While in the beginning, Joy Vliem said, there were “lots of calls to the police” about activities at a neighboring house with an absentee landlord, the neighborhood has gotten better. As they see vacant lots fill with new construction and old homes fill with new residents, the Vliems say they hope it will remain affordable for everyone who wants to live here.
Skepticism ... and solutions
St. Paul officials have created a Fair Housing Work Group. In addition, city planners are teaming with a number of other cities, including Minneapolis, to study and prevent displacement.
The Frogtown neighborhood’s Small Area Plan, a document St. Paul neighborhoods develop every 10 years to set priorities and provide a blueprint to get there, urges planners, developers and city officials to think outside the box in creating a range of affordable housing options. Ideas include turning Frogtown into a mixed-income urban village, emphasizing artist and entrepreneur live/work spaces and exploring communal living, similar to college dormitories, for those interested.
Less outside-the-box ideas include recruiting community nonprofits to develop several new housing cooperatives similar to Wilder Square and changing Frogtown’s zoning to more easily convert single family homes into multifamily housing. City rules now revert longtime duplexes and triplexes back to single family if they’re vacant for a year, requiring Byzantine steps for owners wishing to restore them as rental properties.

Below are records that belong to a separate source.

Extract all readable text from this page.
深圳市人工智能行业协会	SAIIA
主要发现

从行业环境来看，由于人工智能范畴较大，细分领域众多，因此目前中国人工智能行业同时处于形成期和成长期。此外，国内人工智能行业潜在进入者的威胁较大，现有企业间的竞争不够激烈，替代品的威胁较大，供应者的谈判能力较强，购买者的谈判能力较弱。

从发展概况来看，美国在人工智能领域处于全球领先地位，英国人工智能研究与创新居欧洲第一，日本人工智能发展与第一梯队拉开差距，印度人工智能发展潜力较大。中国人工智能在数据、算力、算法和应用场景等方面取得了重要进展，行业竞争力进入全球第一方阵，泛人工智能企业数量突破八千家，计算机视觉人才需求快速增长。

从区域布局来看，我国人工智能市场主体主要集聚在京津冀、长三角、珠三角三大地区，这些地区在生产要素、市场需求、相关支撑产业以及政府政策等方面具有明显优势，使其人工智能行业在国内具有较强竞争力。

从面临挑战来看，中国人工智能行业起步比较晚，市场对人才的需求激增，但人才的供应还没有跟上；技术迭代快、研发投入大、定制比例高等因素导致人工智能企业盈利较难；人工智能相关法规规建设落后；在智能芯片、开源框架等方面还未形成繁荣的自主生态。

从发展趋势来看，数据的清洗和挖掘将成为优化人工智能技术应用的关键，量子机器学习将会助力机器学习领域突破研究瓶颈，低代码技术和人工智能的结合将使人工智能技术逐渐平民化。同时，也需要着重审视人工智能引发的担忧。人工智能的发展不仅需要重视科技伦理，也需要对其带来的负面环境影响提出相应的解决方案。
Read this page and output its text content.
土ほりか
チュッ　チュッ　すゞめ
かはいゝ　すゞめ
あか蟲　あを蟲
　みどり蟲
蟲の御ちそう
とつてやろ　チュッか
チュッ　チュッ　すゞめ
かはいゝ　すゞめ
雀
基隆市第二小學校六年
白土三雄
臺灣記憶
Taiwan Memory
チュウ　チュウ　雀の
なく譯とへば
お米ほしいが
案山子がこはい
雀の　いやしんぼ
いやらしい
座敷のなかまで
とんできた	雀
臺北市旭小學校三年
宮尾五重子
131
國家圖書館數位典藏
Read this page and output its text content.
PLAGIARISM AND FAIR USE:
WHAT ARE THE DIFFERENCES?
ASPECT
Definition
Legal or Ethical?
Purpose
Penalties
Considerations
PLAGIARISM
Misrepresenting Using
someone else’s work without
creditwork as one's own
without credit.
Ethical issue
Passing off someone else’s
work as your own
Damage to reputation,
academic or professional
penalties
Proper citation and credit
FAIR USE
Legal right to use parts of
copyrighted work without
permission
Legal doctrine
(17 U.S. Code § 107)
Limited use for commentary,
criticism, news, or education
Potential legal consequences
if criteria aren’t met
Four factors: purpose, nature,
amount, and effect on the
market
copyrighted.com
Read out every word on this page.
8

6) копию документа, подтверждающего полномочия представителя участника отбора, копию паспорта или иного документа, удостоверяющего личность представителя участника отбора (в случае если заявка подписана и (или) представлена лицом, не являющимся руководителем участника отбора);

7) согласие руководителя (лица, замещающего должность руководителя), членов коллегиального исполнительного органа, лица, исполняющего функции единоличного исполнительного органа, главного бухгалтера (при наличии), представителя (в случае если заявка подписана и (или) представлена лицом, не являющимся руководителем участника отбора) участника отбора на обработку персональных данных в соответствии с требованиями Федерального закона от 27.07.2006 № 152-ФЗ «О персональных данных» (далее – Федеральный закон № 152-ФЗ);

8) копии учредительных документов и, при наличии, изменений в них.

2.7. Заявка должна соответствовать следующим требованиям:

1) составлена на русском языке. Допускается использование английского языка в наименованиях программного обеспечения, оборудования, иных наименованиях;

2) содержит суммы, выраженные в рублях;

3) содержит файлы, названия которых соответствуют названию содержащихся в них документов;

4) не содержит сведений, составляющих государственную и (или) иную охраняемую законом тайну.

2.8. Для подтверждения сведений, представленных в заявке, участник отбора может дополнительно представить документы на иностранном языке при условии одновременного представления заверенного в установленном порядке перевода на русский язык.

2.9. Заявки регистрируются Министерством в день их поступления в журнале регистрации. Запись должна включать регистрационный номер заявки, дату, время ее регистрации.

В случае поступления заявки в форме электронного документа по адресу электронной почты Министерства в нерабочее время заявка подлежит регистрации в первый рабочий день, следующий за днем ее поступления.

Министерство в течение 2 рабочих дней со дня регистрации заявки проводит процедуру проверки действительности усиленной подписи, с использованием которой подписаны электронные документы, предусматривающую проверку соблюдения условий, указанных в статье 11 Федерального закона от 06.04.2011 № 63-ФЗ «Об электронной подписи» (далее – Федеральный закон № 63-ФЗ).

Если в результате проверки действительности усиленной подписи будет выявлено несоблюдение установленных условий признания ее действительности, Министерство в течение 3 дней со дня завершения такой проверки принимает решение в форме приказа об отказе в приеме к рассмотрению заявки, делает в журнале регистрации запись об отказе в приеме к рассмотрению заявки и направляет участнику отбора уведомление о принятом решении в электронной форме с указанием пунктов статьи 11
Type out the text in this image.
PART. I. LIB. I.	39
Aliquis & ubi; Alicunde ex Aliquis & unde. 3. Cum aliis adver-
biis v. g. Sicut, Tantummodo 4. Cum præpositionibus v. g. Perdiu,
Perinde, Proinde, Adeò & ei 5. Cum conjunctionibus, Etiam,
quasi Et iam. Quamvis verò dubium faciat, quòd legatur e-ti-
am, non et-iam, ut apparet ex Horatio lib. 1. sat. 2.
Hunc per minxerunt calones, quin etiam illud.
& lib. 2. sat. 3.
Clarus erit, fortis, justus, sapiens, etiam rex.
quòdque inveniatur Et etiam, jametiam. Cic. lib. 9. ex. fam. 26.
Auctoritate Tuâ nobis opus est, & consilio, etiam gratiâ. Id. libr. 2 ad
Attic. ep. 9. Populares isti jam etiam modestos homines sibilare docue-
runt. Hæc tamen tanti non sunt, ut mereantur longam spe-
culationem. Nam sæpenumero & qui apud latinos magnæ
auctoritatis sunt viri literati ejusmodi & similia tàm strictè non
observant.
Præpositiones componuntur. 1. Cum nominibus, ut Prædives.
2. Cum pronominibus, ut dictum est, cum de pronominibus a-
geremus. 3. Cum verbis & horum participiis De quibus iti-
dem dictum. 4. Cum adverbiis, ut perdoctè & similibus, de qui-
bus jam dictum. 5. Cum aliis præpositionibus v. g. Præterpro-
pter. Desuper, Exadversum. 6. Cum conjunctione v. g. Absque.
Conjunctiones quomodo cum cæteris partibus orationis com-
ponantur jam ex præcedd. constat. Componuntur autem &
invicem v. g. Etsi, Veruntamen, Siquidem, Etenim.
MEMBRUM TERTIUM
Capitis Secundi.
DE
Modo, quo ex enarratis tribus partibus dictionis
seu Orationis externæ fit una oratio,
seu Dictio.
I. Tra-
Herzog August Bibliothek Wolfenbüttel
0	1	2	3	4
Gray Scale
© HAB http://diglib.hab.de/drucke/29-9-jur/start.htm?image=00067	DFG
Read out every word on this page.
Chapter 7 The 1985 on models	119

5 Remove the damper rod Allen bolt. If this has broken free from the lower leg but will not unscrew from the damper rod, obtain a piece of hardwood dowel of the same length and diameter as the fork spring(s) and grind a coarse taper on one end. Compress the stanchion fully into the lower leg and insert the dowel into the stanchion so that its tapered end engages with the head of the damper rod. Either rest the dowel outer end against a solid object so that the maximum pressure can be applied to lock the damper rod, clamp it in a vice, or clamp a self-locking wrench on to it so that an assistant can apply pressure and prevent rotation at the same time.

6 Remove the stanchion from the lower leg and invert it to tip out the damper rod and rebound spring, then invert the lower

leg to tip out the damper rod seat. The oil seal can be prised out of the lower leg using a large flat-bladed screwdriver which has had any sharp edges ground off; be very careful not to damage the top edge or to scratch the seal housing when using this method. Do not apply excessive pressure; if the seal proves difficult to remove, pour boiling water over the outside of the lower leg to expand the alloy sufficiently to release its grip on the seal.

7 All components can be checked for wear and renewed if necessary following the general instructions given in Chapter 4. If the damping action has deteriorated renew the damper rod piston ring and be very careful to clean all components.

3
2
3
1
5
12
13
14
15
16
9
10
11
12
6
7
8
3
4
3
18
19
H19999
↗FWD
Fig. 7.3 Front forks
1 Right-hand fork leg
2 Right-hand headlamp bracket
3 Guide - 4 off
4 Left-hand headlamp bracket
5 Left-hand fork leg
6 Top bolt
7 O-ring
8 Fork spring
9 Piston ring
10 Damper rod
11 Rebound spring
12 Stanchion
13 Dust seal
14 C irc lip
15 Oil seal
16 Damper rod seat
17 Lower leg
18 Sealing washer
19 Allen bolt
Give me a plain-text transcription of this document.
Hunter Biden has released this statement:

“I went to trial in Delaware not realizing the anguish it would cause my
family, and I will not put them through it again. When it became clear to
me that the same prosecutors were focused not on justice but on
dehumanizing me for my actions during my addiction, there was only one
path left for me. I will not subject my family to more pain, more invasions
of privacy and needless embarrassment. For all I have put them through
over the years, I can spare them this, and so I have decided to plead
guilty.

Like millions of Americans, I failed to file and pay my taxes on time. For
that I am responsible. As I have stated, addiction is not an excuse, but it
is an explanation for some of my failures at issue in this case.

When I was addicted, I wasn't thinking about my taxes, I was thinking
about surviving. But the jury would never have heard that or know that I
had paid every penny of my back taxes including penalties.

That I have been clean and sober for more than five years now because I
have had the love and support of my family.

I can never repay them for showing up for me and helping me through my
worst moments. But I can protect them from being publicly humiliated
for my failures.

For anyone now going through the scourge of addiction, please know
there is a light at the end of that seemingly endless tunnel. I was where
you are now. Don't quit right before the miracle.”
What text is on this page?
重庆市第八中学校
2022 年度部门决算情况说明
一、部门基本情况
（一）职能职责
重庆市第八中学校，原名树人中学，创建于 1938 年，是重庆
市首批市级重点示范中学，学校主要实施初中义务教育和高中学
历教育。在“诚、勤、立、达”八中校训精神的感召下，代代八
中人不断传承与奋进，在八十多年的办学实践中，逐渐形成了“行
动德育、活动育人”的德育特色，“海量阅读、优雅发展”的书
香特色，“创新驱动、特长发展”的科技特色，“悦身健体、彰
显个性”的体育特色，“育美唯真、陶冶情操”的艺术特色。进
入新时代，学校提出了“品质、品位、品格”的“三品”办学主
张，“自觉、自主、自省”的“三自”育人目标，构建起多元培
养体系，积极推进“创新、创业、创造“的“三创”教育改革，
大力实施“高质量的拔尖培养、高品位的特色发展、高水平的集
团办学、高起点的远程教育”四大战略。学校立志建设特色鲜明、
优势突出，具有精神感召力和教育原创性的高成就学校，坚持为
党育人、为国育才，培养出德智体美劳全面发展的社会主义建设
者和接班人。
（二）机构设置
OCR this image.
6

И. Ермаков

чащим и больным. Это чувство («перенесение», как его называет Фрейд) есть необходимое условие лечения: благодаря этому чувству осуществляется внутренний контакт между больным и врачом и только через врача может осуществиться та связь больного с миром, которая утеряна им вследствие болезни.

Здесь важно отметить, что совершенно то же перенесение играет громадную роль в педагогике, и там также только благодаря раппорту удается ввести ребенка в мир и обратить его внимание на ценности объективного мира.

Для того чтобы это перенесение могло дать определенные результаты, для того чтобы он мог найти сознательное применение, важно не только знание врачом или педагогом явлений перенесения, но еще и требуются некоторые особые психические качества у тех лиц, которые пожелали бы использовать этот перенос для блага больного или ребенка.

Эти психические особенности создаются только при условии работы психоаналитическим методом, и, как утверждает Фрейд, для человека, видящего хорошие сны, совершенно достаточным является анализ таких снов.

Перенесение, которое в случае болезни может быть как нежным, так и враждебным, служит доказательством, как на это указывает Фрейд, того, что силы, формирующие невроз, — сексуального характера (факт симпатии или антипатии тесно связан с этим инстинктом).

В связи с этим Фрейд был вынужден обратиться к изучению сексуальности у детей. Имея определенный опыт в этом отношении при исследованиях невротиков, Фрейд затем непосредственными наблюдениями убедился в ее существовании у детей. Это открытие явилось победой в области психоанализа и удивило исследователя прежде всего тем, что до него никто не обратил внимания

Moises Romo illegally rented out his home as a triplex for years. But when he wanted to make it right with the city, he had to follow a time-consuming process that included getting the owners of neighboring properties to give written approval. He did that. And he put $60,000 into a home he bought for $64,000. Still, Romo’s application was denied. City planner Tony Johnson eventually interceded, helping Romo obtain a special permit. But Johnson said it would be much better and easier if the zoning is changed.
Romo now rents his lower two units to a couple of families and squeezes three roommates into his upper unit.
“I haven’t made a profit yet,” said the 30-year-old. “But it’s rewarding to provide housing.”
Troy, chairman and co-founder of Real Estate Equities, doubts that Frogtown is gentrifying on its own. His company has managed Wilder Square since 2012, bought the nearby low-income high-rise in 2014 and has been developing and managing affordable housing in St. Paul since 1972. While rents are rising in Frogtown, he said, they’re also climbing across St. Paul as developers can’t keep up with robust demand.
“All of this is less about gentrification, but the flat-out affordability of any neighborhood,” Troy said.
A more likely scenario is that renters and homeowners who cannot find housing in other neighborhoods will start coming to Frogtown and displacing residents, Troy said.
“Unless we can stop other communities from raising their rents and home prices, that natural attraction of affordability will do what economic disparities do: attract buyers to lower prices,” he said. “Clearly we can’t reverse the economic laws of gravity.”
Data editor MaryJo Webster contributed to this report.